Но вот вдруг офицеры его полка сообщили мне, что Рамо получил какое-то письмо. И с тех пор превратился в молчаливого и замкнутого человека. Я не придал этому значения. И напрасно.
Однажды в маленькой деревушке туземцы оказали нам фанатическое сопротивление. Полк мой пошел в атаку. Но Феликс Рамо вдруг придержал коня и бросил на землю оружие! Все пришли в смятение. Я подлетел к нему:
– Рамо? Что случилось?
– Мой полковник, – воскликнул он, – я не буду убивать этих людей!
– Безумец! Ваша голова вальсирует! Ведите солдат! Вы не в своем уме!
– Мой полковник! Убейте меня, но я не подниму руку на этих несчастных! Они умирают за свою свободу. Я не буду убивать этих людей.
«Он с ума сошел», – подумал я и сам повел солдат.
Деревушка была взята. Никто не сдался в этом селении, и все были убиты. Мои солдаты с песней вернулись в лагерь.
На другой день Феликс Рамо предстал перед военным судом. Я сам был председателем суда. Я знал, что капитана Рамо расстреляют. Но я не забыл о годах его бесстрашных сражений с туземцами. Спешным пакетом донес обо всем военному министру, просил о смягчении участи Рамо. А перед самым заседанием я высказал судьям свое предположение: не перемешало ли солнце пустыни что-либо в голове капитана, не выжгло ли оно лучшую часть его души? И судьи, офицеры, которые знали и видели сто раз капитана Рамо в деле, задали ему на суде вопрос: не считает ли он сам свой страшный поступок случайным явлением? И не вызвано ли это предательством чести Франции какой-либо причиной, неизвестной начальству?
– Нет, господа судьи-офицеры, – спокойно ответил Феликс. – Солнце тут ни при чем. И голова моя в порядке. Я не стал убивать невинных туземцев.

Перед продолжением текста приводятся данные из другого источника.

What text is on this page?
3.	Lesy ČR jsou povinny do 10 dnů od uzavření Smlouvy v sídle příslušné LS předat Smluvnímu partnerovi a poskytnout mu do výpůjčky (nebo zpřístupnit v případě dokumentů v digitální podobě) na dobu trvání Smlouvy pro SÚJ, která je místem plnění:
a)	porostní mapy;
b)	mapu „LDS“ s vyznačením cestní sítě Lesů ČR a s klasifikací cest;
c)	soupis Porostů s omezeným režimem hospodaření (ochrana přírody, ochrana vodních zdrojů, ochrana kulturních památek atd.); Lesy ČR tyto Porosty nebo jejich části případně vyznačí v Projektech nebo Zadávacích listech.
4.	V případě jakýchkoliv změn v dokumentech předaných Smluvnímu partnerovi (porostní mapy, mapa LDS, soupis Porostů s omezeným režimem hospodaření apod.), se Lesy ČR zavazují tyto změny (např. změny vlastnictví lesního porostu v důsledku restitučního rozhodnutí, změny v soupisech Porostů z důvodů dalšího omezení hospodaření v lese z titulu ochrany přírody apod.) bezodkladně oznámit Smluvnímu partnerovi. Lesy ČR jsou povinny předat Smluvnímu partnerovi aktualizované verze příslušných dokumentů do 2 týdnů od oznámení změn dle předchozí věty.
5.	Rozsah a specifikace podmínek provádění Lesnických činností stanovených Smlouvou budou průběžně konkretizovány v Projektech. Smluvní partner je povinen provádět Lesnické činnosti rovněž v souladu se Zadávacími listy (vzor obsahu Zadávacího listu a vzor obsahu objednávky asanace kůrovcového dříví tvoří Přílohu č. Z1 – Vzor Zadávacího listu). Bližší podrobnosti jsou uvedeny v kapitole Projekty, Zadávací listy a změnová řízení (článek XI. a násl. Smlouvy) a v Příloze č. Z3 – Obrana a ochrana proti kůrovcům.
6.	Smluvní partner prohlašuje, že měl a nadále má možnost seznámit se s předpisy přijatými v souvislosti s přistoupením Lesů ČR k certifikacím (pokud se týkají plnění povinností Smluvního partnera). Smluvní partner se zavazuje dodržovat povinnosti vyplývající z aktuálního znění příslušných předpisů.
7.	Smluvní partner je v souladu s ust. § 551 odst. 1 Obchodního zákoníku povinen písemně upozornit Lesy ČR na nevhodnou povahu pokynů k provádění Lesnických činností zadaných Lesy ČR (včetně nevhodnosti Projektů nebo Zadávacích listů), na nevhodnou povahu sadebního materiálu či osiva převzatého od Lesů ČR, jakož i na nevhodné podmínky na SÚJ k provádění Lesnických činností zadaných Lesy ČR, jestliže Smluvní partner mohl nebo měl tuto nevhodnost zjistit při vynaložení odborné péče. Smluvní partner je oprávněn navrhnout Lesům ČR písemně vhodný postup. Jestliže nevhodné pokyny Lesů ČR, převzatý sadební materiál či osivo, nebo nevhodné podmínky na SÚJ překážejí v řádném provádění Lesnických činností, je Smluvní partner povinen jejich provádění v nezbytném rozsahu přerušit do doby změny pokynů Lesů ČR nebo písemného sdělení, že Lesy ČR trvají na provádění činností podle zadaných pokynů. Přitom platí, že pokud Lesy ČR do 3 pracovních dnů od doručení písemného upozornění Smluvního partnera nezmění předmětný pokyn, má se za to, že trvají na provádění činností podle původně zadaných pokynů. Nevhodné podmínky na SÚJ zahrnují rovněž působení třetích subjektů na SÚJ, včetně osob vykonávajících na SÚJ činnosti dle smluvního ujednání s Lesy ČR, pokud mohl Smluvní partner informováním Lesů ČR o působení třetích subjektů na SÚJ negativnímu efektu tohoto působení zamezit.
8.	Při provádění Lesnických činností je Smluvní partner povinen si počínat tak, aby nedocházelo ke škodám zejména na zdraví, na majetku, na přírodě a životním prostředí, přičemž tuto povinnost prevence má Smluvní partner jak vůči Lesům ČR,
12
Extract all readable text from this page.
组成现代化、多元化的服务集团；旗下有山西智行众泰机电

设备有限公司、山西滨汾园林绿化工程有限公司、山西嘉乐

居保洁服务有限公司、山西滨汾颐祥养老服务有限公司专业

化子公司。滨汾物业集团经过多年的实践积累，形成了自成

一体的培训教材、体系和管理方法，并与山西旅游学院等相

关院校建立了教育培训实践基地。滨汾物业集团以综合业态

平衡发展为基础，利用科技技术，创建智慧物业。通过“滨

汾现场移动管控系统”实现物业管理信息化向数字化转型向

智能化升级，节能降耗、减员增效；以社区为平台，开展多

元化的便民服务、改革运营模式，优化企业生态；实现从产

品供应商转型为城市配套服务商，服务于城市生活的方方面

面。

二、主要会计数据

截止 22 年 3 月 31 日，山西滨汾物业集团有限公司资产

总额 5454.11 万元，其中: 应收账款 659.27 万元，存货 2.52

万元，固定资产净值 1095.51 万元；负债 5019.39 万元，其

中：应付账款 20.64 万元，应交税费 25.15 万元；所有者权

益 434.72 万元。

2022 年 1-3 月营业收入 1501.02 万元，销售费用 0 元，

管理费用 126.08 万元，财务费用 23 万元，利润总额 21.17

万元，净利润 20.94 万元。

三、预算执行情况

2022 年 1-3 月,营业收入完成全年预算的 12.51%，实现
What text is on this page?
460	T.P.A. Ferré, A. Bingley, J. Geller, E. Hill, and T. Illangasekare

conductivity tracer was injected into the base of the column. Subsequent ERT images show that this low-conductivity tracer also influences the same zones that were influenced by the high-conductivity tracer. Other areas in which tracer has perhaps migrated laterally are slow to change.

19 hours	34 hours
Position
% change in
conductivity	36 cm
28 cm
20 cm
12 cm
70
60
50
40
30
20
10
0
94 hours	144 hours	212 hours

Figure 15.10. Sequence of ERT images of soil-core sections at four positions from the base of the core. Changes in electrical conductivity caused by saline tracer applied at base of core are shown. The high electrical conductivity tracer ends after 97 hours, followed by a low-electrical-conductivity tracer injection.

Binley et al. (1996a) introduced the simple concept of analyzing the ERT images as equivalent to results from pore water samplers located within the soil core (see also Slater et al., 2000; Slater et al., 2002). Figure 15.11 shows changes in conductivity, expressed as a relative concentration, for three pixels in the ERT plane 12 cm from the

И впредь больше не буду убивать людей.
– А слава Франции? А присяга? А честь оружия? А долг солдата? – напомнили ему судьи.
– Нет! Все это тут ни при чем, – твердо сказал Феликс Рамо. – Тут совсем другое дело. Разве вы, господа судьи, сами не убедились, что туземец, будучи не в силах отстоять свободу своей родины, умирает гордо, красиво. А так ли живет и умирает случайно разбогатевший рантье во Франции?
– Он безумец! – возмутились судьи-офицеры. – Равнять французов с дикарями! Подсудимый Рамо! Откуда у вас такие идеи?
– Отказываюсь, господа судьи-офицеры, отвечать на этот вопрос.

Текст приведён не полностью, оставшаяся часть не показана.